Apricot trees are beautiful, self-pollinating plants. You do not need to plant many trees to ensure a steady supply of fruit. They are also one of the easiest trees to care for and require very little maintenance to remain healthy. However, regular pruning of apricots is essential to prevent broken branches caused by excessive fruit production. The trees make a great addition to both large and small spaces.
Avoid planting apricot trees in areas prone to frost. Frost will kill apricot blossoms. The trees are also sensitive to high temperatures, which means they do not do well when planted in the middle of fields exposed to direct sunlight.
Water consistently throughout the growing season. Lack of moisture during hot summer months will lead to small fruits, according to the National Gardening Association. Later in the year, too little water can interfere with bud set for the following year. Water deeply every 10 days to two weeks when rain is scarce.

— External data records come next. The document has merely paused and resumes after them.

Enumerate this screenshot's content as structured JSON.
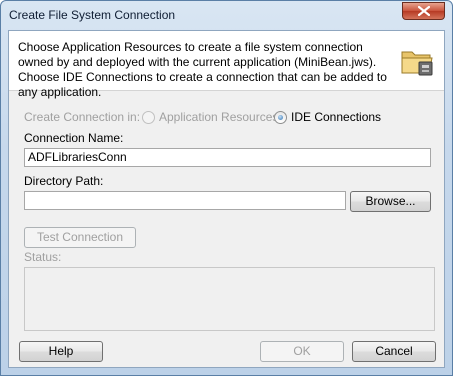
{
  "window": {
    "title": "Create File System Connection"
  },
  "header": {
    "description": "Choose Application Resources to create a file system connection owned by and deployed with the current application (MiniBean.jws). Choose IDE Connections to create a connection that can be added to any application.",
    "icon": "folder-connection-icon"
  },
  "create_in": {
    "label": "Create Connection in:",
    "options": [
      {
        "label": "Application Resources",
        "selected": false,
        "enabled": false
      },
      {
        "label": "IDE Connections",
        "selected": true,
        "enabled": true
      }
    ]
  },
  "connection_name": {
    "label": "Connection Name:",
    "value": "ADFLibrariesConn"
  },
  "directory_path": {
    "label": "Directory Path:",
    "value": ""
  },
  "buttons": {
    "browse": "Browse...",
    "test_connection": "Test Connection",
    "help": "Help",
    "ok": "OK",
    "cancel": "Cancel"
  },
  "status": {
    "label": "Status:",
    "value": ""
  },
  "colors": {
    "dialog_bg": "#f0f0f0",
    "title_bar": "#c6d8ec",
    "close_button": "#c9523b",
    "disabled_text": "#a0a0a0"
  }
}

Fertilize each spring with nitrogen fertilizer. Apricot trees planted in soil rich in nitrogen, phosphorus and potassium may not require fertilizer.

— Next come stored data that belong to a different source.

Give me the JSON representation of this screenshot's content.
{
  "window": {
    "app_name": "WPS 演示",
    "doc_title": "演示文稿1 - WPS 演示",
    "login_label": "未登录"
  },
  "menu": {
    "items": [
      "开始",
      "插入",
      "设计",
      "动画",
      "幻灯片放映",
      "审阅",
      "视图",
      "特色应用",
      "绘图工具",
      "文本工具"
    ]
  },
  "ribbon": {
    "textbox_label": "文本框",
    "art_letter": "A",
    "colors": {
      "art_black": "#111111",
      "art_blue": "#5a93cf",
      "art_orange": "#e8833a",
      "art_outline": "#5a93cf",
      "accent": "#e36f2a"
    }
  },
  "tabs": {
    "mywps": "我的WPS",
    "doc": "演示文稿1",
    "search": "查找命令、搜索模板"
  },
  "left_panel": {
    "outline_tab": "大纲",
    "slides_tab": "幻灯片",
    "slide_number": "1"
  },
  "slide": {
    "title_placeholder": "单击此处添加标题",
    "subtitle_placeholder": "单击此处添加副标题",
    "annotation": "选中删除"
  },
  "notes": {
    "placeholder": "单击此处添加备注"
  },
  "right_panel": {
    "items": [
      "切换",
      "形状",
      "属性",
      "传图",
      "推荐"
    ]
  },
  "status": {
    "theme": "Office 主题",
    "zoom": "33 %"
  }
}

Prune in the early spring to thin lateral branches and encourage new growth and fruit production. Remove fruiting wood that is older than 6 years.
Thin when branches are weighed down with fruit to avoid small fruit and broken branches. Apricot trees will produce too much fruit when growing conditions are optimum. Remove excess fruit until each cluster has no more than three or four healthy apricots.
Check trees frequently for signs of brown rot disease. Brown rot affects apricot trees primarily in areas where humidity levels are high. Brown rot disease causes circular, brown, squishy spots to develop on the fruit. With time, the fruit will shrivel and become fuzzy. Brown rot can also affect the stems and leaves.